De schoonmaker heeft alle gratis kranten en waterflesjes weggehaald, met hier een daar een in de haast vergeten boek, paraplu of kunstgebit. Passagiers stoppen hun metropas terug in het hoesje van ikea, hoofdsponsor van de ‘tube’, en de machinist laat de trein piepend koersen in de richting van Acton. Deze naam is een verbastering van ‘Oak Farm’, maar boerderijen zijn er amper meer in deze buitenwijk, die evenveel stations telt als Amsterdam. Lange tijd heeft Acton een ruige bijklank gehad. Misschien is het geen toeval dat The Who er vandaan komt, de rockgroep voor wie de houdbaarheidsdatum van instrumenten doorgaans één optreden bedroeg. Het is het demografische afvoerputje van aangrenzende wijken. De publicist Toby Young, auteur van het hilarische How to Lose Friends and Alienate People, noemde Acton ‘het Nieuwe Shepherd’s Bush’, de wijk waar de koophuizen te duur waren geworden voor deze vader van vier kinderen.

We passeren drie stations: West, North en East Acton. Het spoor lijkt te zijn aangelegd op een vuilnisbelt. Tussen de rails en de achtertuinen liggen autobanden, bankstellen en vuilniszakken, stille getuigen van de Britse onverschilligheid jegens de openbare ruimte en de beslissing van de gemeente om grof vuil niet gratis op te halen. Elke halte zijn er meer reizigers, zoals gebruikers van de ondergrondse werden genoemd voordat ze de kapitalistische eretitel ‘klant’ kregen. Vóór het tijdperk van de gratis kranten was het altijd een spelletje voor me om te kijken of passagier en krant bij elkaar pasten. De bouwvakker met zijn Daily Mirror, de student met zijn Independent, de onderwijzer met zijn Guardian, de advocaat met zijn Times (met The Sun heimelijk ingevouwen), de belegger met zijn zalmkleurige Financial Times, de vrouwen met de Femail-bijlage van de Daily Mail en de lezer van the Daily Telegraph (vanwege haar verlicht-reactionaire wereldbeschouwing ook wel Ye Olde Tudorgraph genoemd) die op weg was naar een van de herenclubs aan Pall Mall. Als een leerling van Sherlock Holmes kon je vervolgens raden wie waar uit zou stappen. In ons tijdperk van de oneindige keuzevrijheid beperken de meeste mensen zich tot de Metro in de ochtend en de Evening Standard in de avond. Of boeken. Ik ontwaar tijdens mijn odyssee de Bijbel (Nieuwe Testament), een boek over de hooligans van West Ham United, The Secret History, Freakonomics, de verzamelde seminars van Jacques Lacan, The Power of Less: The Fine Art of Limiting Yourself to the Essential, Last Train from Liguria, A Short History of Tractors in Ukrainian en The Sword of Shannara. Een willekeurige selectie uit Waterstones.

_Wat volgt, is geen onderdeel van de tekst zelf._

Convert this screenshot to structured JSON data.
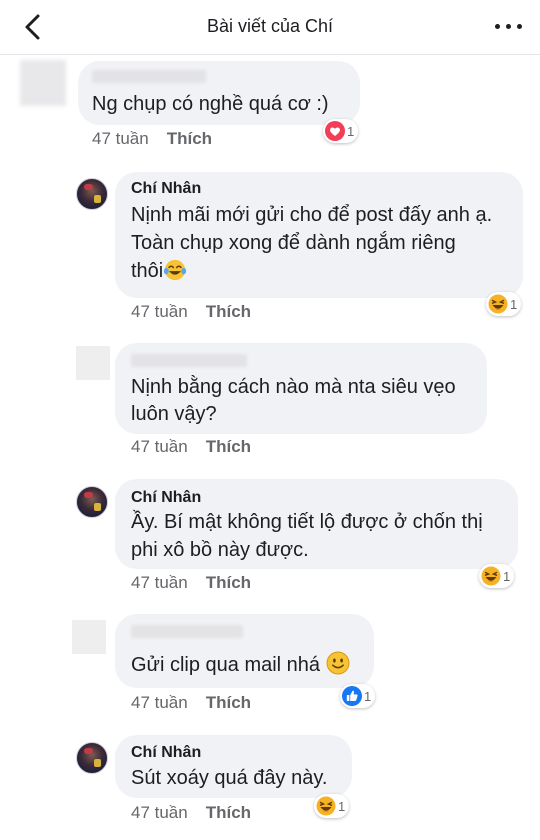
{
  "header": {
    "title": "Bài viết của Chí"
  },
  "comments": [
    {
      "text": "Ng chụp có nghề quá cơ :)",
      "time": "47 tuần",
      "like": "Thích",
      "reaction_icon": "heart-icon",
      "reaction_count": "1"
    },
    {
      "author": "Chí Nhân",
      "line1": "Nịnh mãi mới gửi cho để post đấy anh ạ.",
      "line2": "Toàn chụp xong để dành ngắm riêng",
      "line3": "thôi",
      "time": "47 tuần",
      "like": "Thích",
      "reaction_icon": "laugh-icon",
      "reaction_count": "1"
    },
    {
      "line1": "Nịnh bằng cách nào mà nta siêu vẹo",
      "line2": "luôn vậy?",
      "time": "47 tuần",
      "like": "Thích"
    },
    {
      "author": "Chí Nhân",
      "line1": "Ầy. Bí mật không tiết lộ được ở chốn thị",
      "line2": "phi xô bồ này được.",
      "time": "47 tuần",
      "like": "Thích",
      "reaction_icon": "laugh-icon",
      "reaction_count": "1"
    },
    {
      "text": "Gửi clip qua mail nhá",
      "time": "47 tuần",
      "like": "Thích",
      "reaction_icon": "thumbs-up-icon",
      "reaction_count": "1"
    },
    {
      "author": "Chí Nhân",
      "text": "Sút xoáy quá đây này.",
      "time": "47 tuần",
      "like": "Thích",
      "reaction_icon": "laugh-icon",
      "reaction_count": "1"
    }
  ],
  "colors": {
    "bubble": "#f0f2f5",
    "meta": "#65676b",
    "like_reaction": "#1877f2",
    "love_reaction": "#f33e58",
    "haha_reaction": "#f7b125"
  }
}
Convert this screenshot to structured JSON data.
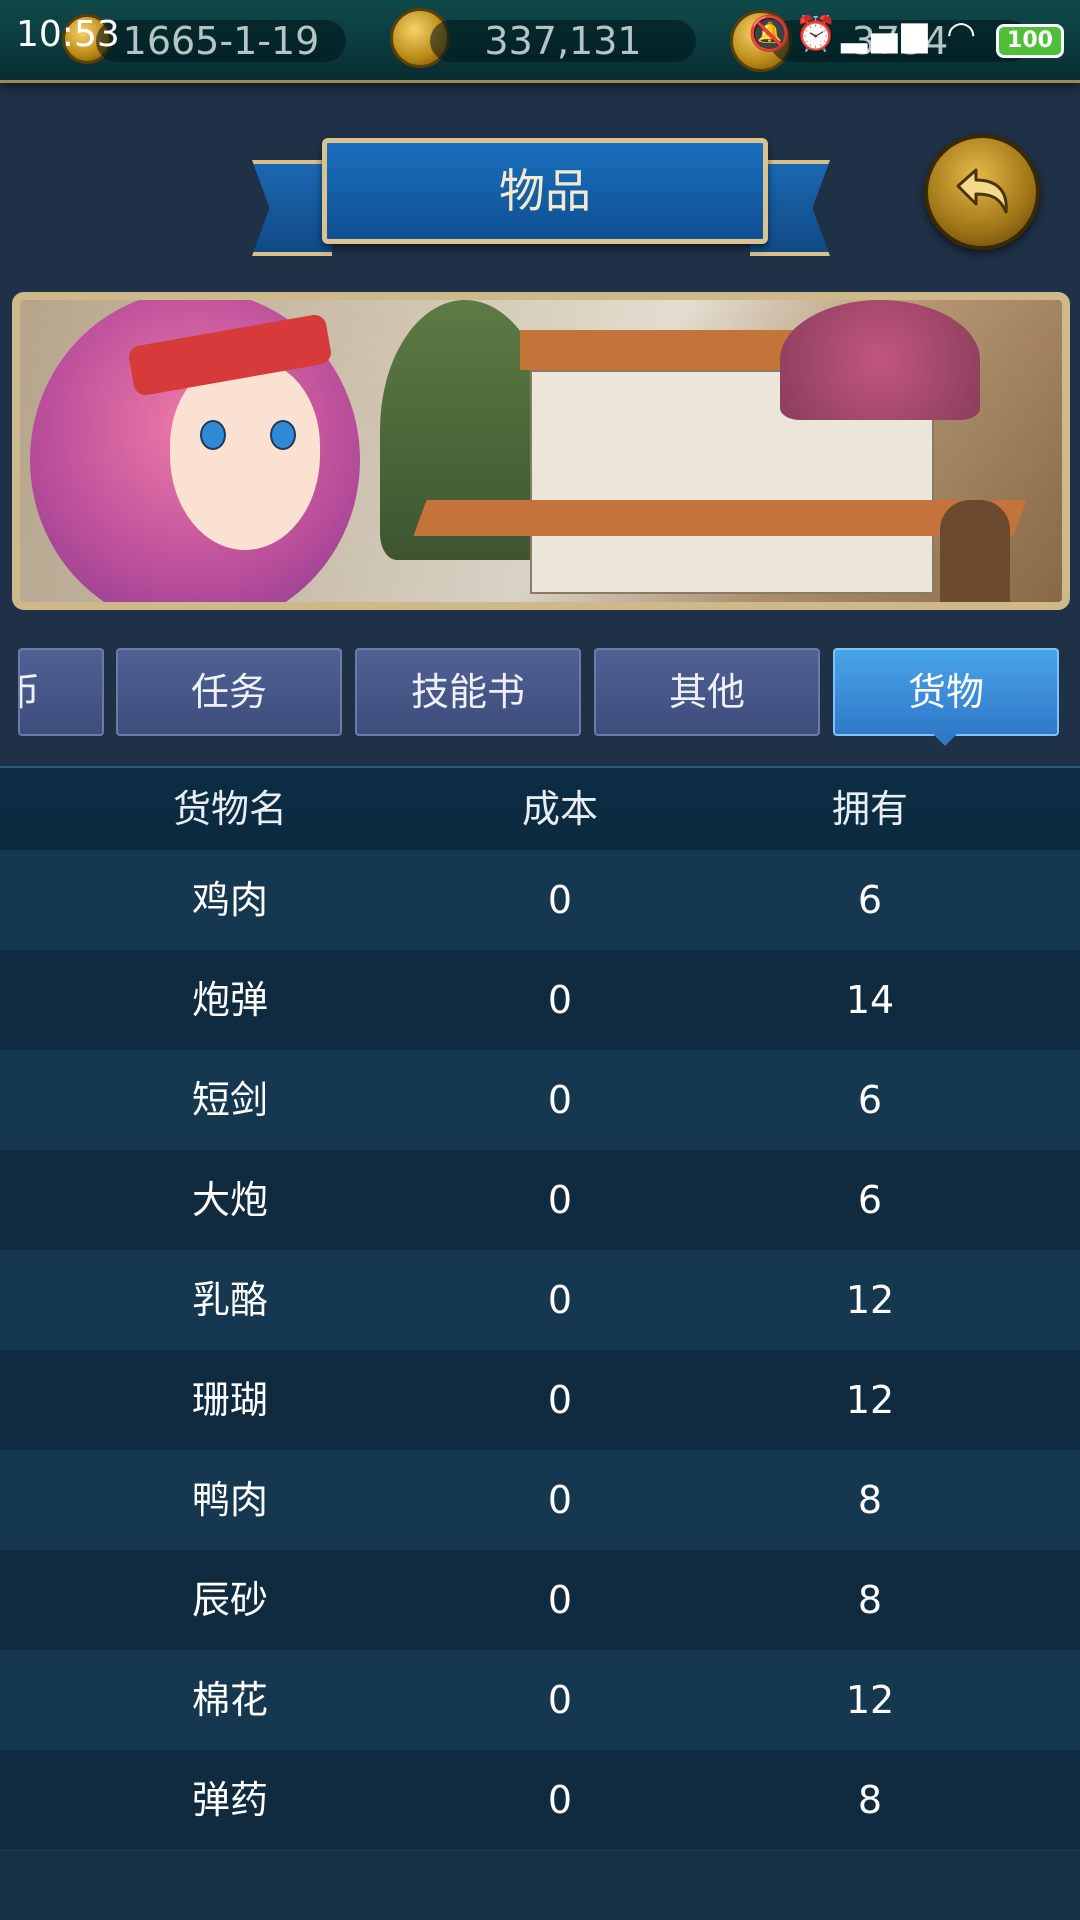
{
  "status_bar": {
    "time": "10:53",
    "icons": "🔕⏰▂▄▆ ◠",
    "battery": "100"
  },
  "resources": {
    "date": "1665-1-19",
    "money": "337,131",
    "gold": "3734"
  },
  "header": {
    "title": "物品",
    "back_icon": "back-arrow-icon"
  },
  "tabs": [
    {
      "label": "币"
    },
    {
      "label": "任务"
    },
    {
      "label": "技能书"
    },
    {
      "label": "其他"
    },
    {
      "label": "货物",
      "active": true
    }
  ],
  "table": {
    "columns": [
      "货物名",
      "成本",
      "拥有"
    ],
    "rows": [
      {
        "name": "鸡肉",
        "cost": "0",
        "owned": "6"
      },
      {
        "name": "炮弹",
        "cost": "0",
        "owned": "14"
      },
      {
        "name": "短剑",
        "cost": "0",
        "owned": "6"
      },
      {
        "name": "大炮",
        "cost": "0",
        "owned": "6"
      },
      {
        "name": "乳酪",
        "cost": "0",
        "owned": "12"
      },
      {
        "name": "珊瑚",
        "cost": "0",
        "owned": "12"
      },
      {
        "name": "鸭肉",
        "cost": "0",
        "owned": "8"
      },
      {
        "name": "辰砂",
        "cost": "0",
        "owned": "8"
      },
      {
        "name": "棉花",
        "cost": "0",
        "owned": "12"
      },
      {
        "name": "弹药",
        "cost": "0",
        "owned": "8"
      }
    ]
  },
  "colors": {
    "active_tab": "#3a8fdc",
    "tab": "#46578a",
    "ribbon": "#1560a8"
  }
}
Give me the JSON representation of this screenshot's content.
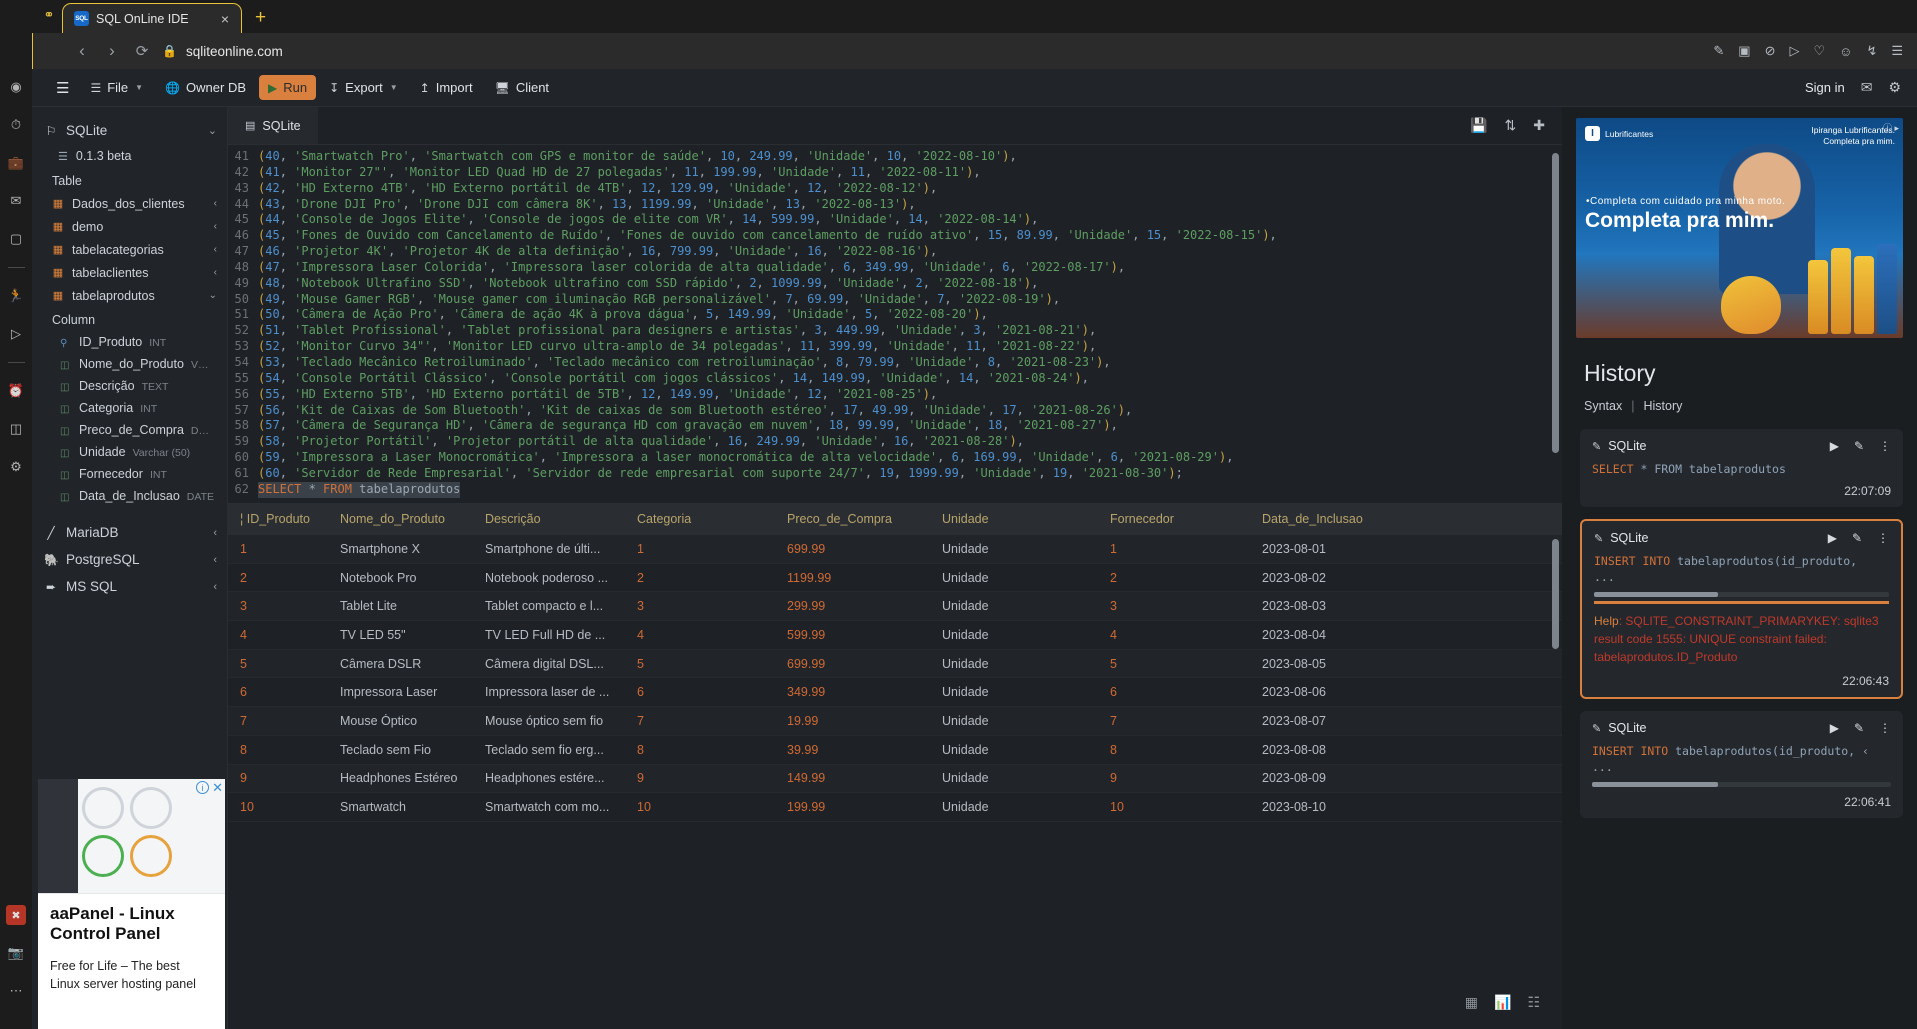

De kans is groot dat een verstokte Guardian-lezer uitstapt in White City, een naam die associaties oproept met een enclave in het Zuid-Afrika tijdens de Apartheid, maar die slechts verwijst naar de witte paviljoens van de tentoonstellingen uit het Edwardiaanse tijdperk. Sinds jaar en dag staat ‘White City’ symbool voor de bbc die daar haar kantoren en studio’s heeft. Hoewel ze vaak onder vuur ligt, is ‘Auntie’, zoals de staatsomroep liefkozend wordt genoemd, een van de instellingen die een eenheidsgevoel losmaken, waarmee ze dezelfde status heeft als de National Health Service. Er stappen niet alleen journalisten en ander omroeppersoneel uit – van boekhouders tot health & safety-managers – maar ook steeds meer koopjesjagers. Sinds een paar jaar staat op de grens tussen White City en Shepherd’s Bush het grootste winkelcentrum van Europa, Westfield geheten. Alle bekende winkels zitten daar, niet kriskras door elkaar zoals in gewone winkelstraten, maar geordend per categorie. Wie aan de White City-kant begint te winkelen kan aan het andere einde met volle tassen instappen in Shepherd’s Bush, het eerste ondergrondse station aan deze kant van de lijn. De Bush is een multiculturele buurt waar zich in de loop der jaren steeds meer artiesten gevestigd hebben, onder wie Anton Corbijn.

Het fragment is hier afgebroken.